After having restructured CBAM to ensure its consistency with the WTO rules, I believe it is important to limit the target sectors within the scope which are absolutely necessary to protect the environment. The target products must have high carbon intensity and the volumeshould be large enough to substantially impact the environment. The target countries of origin of the imports should also be limited to countries with large import volume which can lead to substantial carbon leakage. The Least Developed Countries (LDCs) which depend on trade for development could be excluded while special consideration should also be given to Ukraine. The administrative burden should be minimized to reduce the impediments for trade.
I believe that there must be a global discipline on CBAM type measures to avoid proliferation and broad application which could seriously undermine international trade.

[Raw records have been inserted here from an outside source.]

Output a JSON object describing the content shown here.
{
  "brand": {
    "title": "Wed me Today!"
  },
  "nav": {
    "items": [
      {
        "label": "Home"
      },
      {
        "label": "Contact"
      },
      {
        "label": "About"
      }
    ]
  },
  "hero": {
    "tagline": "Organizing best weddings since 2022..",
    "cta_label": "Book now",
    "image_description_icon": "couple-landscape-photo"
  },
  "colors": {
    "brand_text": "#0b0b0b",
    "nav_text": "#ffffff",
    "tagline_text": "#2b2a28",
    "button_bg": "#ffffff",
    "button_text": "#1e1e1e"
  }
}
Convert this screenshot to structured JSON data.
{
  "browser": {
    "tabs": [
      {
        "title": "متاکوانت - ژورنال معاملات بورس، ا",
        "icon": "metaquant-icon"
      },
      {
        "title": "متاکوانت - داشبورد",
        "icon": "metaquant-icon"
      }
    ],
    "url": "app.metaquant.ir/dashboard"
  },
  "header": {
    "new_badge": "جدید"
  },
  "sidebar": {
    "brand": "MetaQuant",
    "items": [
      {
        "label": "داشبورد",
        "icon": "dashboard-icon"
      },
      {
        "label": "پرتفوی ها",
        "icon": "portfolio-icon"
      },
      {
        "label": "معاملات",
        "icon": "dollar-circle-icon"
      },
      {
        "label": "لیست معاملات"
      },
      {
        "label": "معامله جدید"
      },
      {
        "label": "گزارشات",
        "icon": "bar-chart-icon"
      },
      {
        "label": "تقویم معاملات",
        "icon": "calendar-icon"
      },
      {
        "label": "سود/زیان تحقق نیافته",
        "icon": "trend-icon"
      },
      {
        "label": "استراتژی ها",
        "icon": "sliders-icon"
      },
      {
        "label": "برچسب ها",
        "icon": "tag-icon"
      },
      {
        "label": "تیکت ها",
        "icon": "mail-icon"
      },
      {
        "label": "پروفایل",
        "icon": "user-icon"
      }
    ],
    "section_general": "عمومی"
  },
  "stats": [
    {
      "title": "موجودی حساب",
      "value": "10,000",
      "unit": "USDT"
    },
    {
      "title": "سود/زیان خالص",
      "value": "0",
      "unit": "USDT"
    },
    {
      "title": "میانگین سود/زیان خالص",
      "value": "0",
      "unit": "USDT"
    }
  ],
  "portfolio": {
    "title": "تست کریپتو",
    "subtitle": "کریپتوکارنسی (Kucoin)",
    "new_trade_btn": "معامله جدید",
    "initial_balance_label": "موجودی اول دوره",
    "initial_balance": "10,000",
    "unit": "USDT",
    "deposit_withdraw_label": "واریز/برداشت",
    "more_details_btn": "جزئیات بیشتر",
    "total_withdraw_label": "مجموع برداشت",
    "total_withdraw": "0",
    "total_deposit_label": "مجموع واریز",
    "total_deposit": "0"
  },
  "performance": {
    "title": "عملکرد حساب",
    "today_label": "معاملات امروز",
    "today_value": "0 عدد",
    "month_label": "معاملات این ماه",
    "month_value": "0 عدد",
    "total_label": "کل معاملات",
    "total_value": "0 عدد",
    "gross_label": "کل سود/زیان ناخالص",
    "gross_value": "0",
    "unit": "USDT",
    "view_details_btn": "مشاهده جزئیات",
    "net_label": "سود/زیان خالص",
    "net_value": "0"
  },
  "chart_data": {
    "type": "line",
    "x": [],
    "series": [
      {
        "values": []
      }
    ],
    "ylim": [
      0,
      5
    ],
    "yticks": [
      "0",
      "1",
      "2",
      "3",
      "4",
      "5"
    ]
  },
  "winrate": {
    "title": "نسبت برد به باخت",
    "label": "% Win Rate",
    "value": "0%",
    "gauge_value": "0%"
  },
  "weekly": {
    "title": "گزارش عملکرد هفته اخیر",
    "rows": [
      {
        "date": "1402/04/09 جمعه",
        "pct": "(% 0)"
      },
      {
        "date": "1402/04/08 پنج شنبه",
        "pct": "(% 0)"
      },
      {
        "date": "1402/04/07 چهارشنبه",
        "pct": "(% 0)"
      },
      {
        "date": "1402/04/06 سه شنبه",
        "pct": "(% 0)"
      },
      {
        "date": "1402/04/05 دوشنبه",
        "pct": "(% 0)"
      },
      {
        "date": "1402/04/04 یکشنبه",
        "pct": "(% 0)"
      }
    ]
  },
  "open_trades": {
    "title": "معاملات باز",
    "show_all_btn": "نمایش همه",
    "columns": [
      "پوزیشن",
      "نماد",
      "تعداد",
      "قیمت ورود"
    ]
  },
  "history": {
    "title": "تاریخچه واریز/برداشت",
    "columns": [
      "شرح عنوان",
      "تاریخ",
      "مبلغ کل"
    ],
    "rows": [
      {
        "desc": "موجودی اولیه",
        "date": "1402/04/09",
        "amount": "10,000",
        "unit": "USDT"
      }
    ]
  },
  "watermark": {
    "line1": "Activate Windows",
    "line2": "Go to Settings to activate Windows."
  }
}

What about the“Climate Club”? While the concrete substance of the current idea is unclear, if it is concluded to include joint border adjustment measures, it could magnify the problems of CBAM. Rather than having EU alone introducing CBAM, the “Climate Club” may decideto extend the introduction of CBAM type measures to other countries. The “Climate Club” may also limit the domestic policy choices, constraining the flexibility to reflect the varied circumstances of countries.
On the other hand, some elements of the “Climate Club” could enhance the global efforts to jointly transform the energy-intensive industries’ responses to the climate issues by conducting joint R&D, creating joint lead markets and by setting common product standards.
In this regard, careful discussions need to take place in designing the “Climate Club” to strengthen the world’s response to climate issues without excessively limiting the flexibility and diversity in each country’s policies and without sacrificing international trade in an undue manner.
As such, the risk of expansion and proliferation of CBAM or the “Climate Club” and the impact on international trade need to be seriously considered. We need the integration of environmental policies with trade policies. A larger group of stakeholders, including the global trade policy experts and the emerging/developing countries, should have full participation in the discussion.
Without the discipline to limit the proliferation of trade restrictive measures, we may be opening a “Pandora’s Box”. If we are to open the “Box”, I strongly believe that we need to carefully scrutinize the measures before unlocking it.
We must ensure WTO consistency as well as ensure that the proliferation and the side effects would be minimized.We must establish a well-designed balance between the need to address the climate change concerns and the need to ensure continued expansion of international trade and development of global supply chain which are essential to realize growth and development for the world.